Stealth radical solution number one is to establish an online screening process, accessible from any internet connection, where people can input basic information about themselves and see what public programs they might qualify for--and how much aid they're likely to receive. That way, people can spend a few hours checking out what programs they ought to go to the bother of applying for (many require in-person interviews and extensive application processes).
It's easy to pooh-pooh this idea, given the lack of internet access and literacy in low-income communities, not to mention the fact that--as we all know--techie solutions can often get mired in techie problems. But step back and take a look at its premise: Public benefits should be convenient to access and easy to navigate.
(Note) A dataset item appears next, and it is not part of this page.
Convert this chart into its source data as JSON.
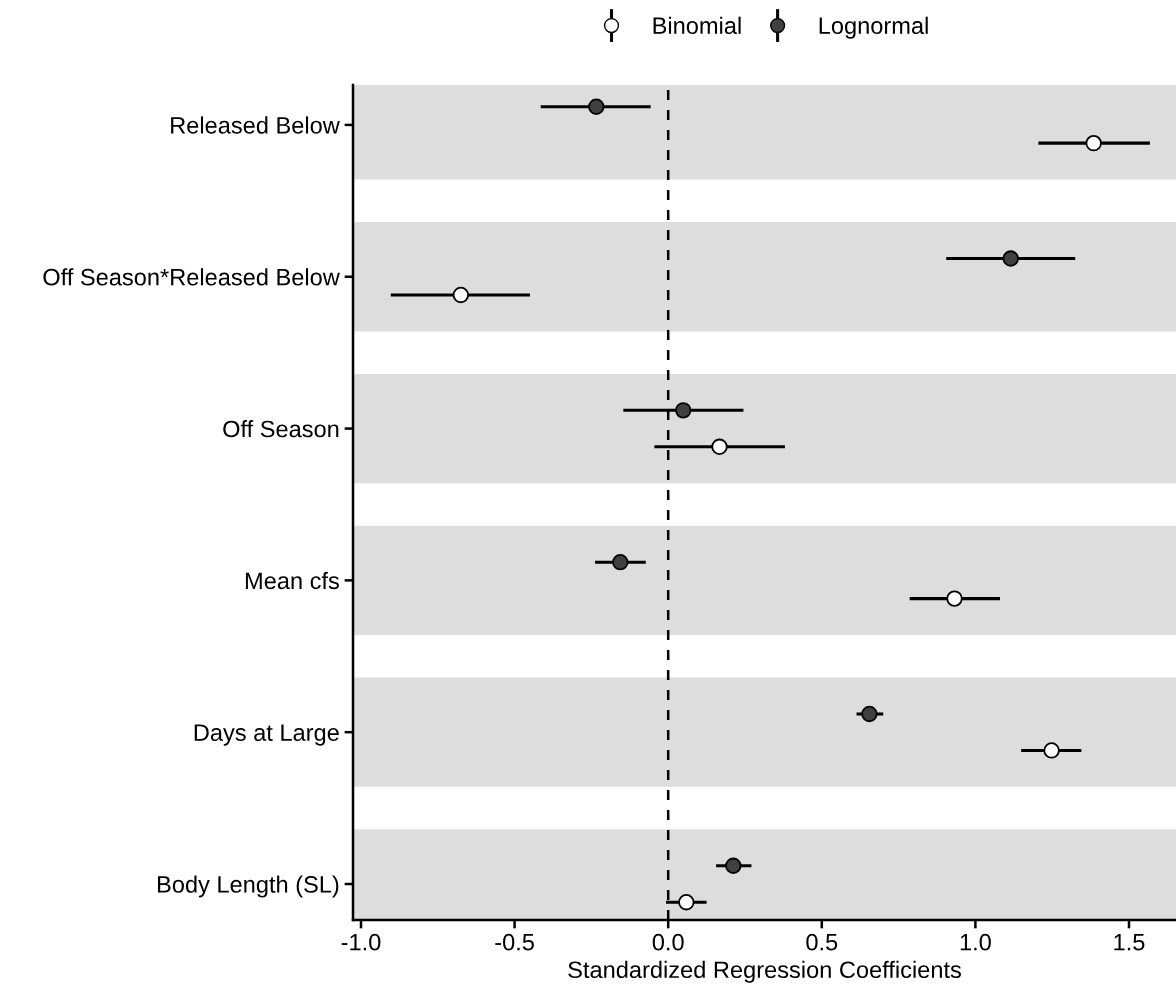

In New York City, as with other localities that pursued a conservative "work first" approach to welfare reform, the status quo has been to pursue "diversion"--to intentionally make benefits so onerous to receive and maintain that many people, whether through accident or frustration, leave the rolls. An intelligible online screening process doesn't just make it easier to get aid, but makes government less of a mean-spirited, stingy benefactor--and more of a willing one. What's more, the commission is looking to eventually execute applications online, in theory making it possible for people to bypass most of the rigamarole completely.
Surprise number two brings a little bit of Europe to American shores, by measuring relative poverty. (There was an excellent John Cassidy piece in the New Yorker earlier this year.) Basically, the city would begin defining poverty in relation to the median income--probably about 60-70 percent of it, as is the case in the United Kingdom. That's a sizeable shift. Federal guidelines currently define a family of four poor at about $18,800, no matter where you live. In New York City, the median income is $43,434 (family size unclear); a 70 percent of measure would set the poverty line at $30,403. What's more, the city wants to create a separate index of "economic opportunity" to measure well-being--characteristics that reflect "commonly held notions of poverty." In short, rather than restricting aid to as small and needy a group as possible--long a hallmark of American social policy--the city would, in theory, broaden its notion of poverty, and hence the people it serves.
Taken together, the two initiatives could suggest a new way to approach poverty in America, one that has its roots not in ideology or even ideals, but in simple pragmatism. At best, you might call it radical bureaucracy: Taking as a given that rather than eliminating government, we ought to make it function more smoothly, and while we're at it, offer help to people who might need only a little--as well as the ones who need a lot.